Wat is dat dan eigenlijk, integriteit? In de ICT gaat het bijvoorbeeld over “het in ongeschonden toestand verkeren van iets”. En een algemeen gangbare omschrijving is “het handhaven van ethische en professionele normen en waarden, ook en juist bij druk van buitenaf om van deze normen en waarden af te wijken”. In de combinatie van deze betekenissen ligt in vragen van leiderschap de kracht, want bij het niet handhaven van de normen en waarden kan er van een ongeschonden toestand geen sprake meer zijn. De leider is dan gecompromitteerd. Maar ook wanneer er wel sprake is van integriteit, is moraliteit nog niet vanzelfsprekend.

Gaat moraliteit immers niet nog een stapje verder dan integriteit? Naar ons idee gaat het bij moraliteit over een consensus van wat als goed wordt ervaren. Daar zit direct op twee plekken spanning. Die consensus is in onze moderne en diverse maatschappij al snel ver te zoeken en voor wat goed is kunnen we amper meer te rade bij morele autoriteiten als godsdienst en religie. In een continu veranderende omgeving lijkt er ook geen sprake meer te zijn van een heersende consensus, laat staan dat duidelijk is wat goed is.

Ieder moment wordt er van ons verlangd om een keuze te maken op basis van onze eigen inschatting van juistheid, integriteit en moraliteit. Hoe maken we dan die keuze?

Waar juistheid en integriteit nog wel gebaseerd zijn op regels die vastliggen in wetten, handboeken en richtlijnen, biedt moraliteit veel minder houvast. Niet alleen het scala aan alternatieve keuzes, maar vooral de impact van de keuze is bij morele dilemma’s veel groter. Dat ligt al in het begrip dilemma besloten, want waar juistheid en integriteit op zich een goede en een foute keuze kennen, kenmerkt een dilemma zich door het bieden van keuzen die allemaal een schadekant hebben. Wat je ook kiest, je verliest er iets door. En toch moet je kiezen, want niet kiezen kent de grootste schade.

“De vrije wil ontkennen is moraliteit onmogelijk maken” (James Anthony Froude)

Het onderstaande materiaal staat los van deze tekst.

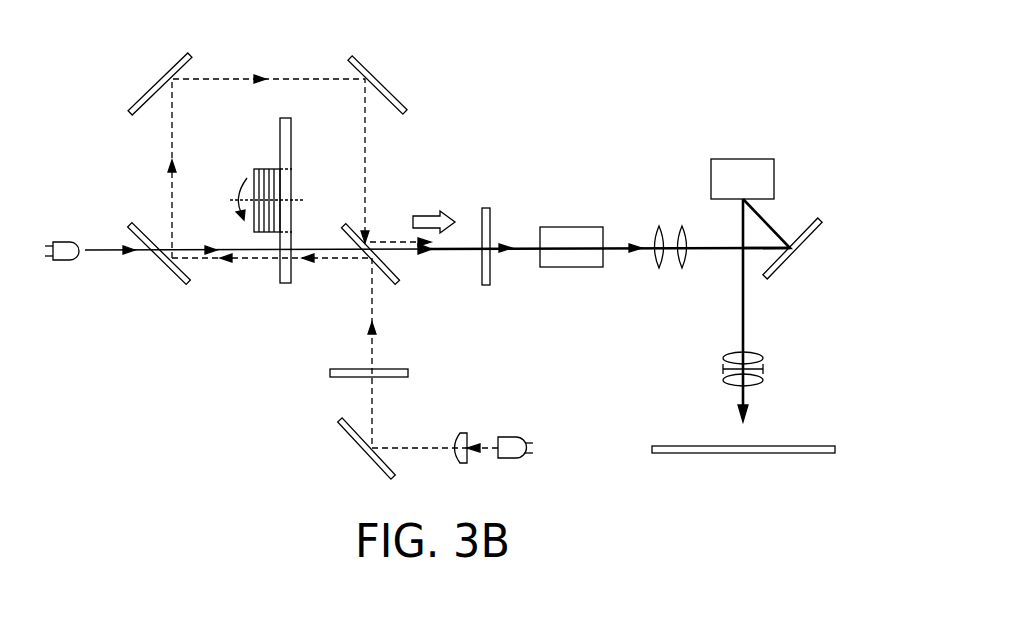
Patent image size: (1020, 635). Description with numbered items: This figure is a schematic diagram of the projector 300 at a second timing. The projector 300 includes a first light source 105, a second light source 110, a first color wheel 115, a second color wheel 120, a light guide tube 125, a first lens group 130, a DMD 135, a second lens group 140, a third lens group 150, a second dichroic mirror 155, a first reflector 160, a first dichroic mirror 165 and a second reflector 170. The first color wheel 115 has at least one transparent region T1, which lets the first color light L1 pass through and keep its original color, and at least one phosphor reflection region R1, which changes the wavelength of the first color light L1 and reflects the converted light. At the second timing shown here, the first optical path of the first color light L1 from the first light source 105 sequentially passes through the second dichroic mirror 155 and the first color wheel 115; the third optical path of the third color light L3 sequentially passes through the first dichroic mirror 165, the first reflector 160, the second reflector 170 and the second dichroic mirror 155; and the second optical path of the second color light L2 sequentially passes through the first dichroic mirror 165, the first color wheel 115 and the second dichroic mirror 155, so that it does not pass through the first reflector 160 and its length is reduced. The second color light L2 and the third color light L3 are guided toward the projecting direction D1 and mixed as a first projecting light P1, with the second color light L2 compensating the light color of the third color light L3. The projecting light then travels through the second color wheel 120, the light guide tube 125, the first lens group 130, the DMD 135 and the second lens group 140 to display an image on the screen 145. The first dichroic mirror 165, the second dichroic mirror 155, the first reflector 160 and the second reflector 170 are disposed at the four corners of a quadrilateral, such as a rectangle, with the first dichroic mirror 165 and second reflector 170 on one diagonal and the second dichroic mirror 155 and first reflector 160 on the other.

The projector 300 is at (530, 85).
The first light source 105 is at (512, 437).
The second light source 110 is at (57, 240).
The first color wheel 115 is at (291, 118).
The second color wheel 120 is at (486, 208).
The light guide tube 125 is at (572, 227).
The first lens group 130 is at (765, 278).
The DMD 135 is at (745, 159).
The second lens group 140 is at (763, 358).
The screen 145 is at (813, 446).
The third lens group 150 is at (460, 463).
The second dichroic mirror 155 is at (399, 283).
The first reflector 160 is at (190, 55).
The first dichroic mirror 165 is at (177, 285).
The second reflector 170 is at (403, 101).
The first color light L1 is at (355, 265).
The second color light L2 is at (462, 330).
The third color light L3 is at (248, 262).
The projecting direction D1 is at (433, 211).
The first projecting light P1 is at (447, 255).
The phosphor reflection region R1 is at (293, 150).
The transparent region T1 is at (292, 283).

Morele oordeelsvorming is voor een leider dan ook onontbeerlijk. Het kunnen maken en vooral het kunnen verduren van een keuze die, hoe dan ook, voor een deel fout voelt, is kenmerkend voor een moreel vraagstuk. Rationele overwegingen kunnen slechts zeer beperkt ondersteunen bij een moreel dilemma, want bij het wegen van belangen, rechten, behoeften en wensen van diverse betrokkenen is er zelden sprake van een win-win scenario. De grote vraag blijft dan of ik mezelf na het besluit nog in de spiegel durf aan te kijken. Als het voortbestaan van mijn onderneming er van af hangt, welke (persoonlijke) prijs ben ik dan bereid te betalen? Het kennen van de eigen waarden en normen is het vertrekpunt, maar het is niet afdoende. Wij zien de gevorderde leider in de afgrond van zijn ziel kijken en met het verlies van zijn onschuld omgaan. Daarin doet de leider het goede, dat is zijn taak. Velen zijn geroepen, slechts weinigen zijn uitverkoren.

Jakob van Wielink schreef dit artikel met medewerking van Leo Wilhelm, leidinggevende bij de rijksoverheid. Leo maakt, met als specialisme transitiemanagement, onderdeel uit van een community van veranderaars.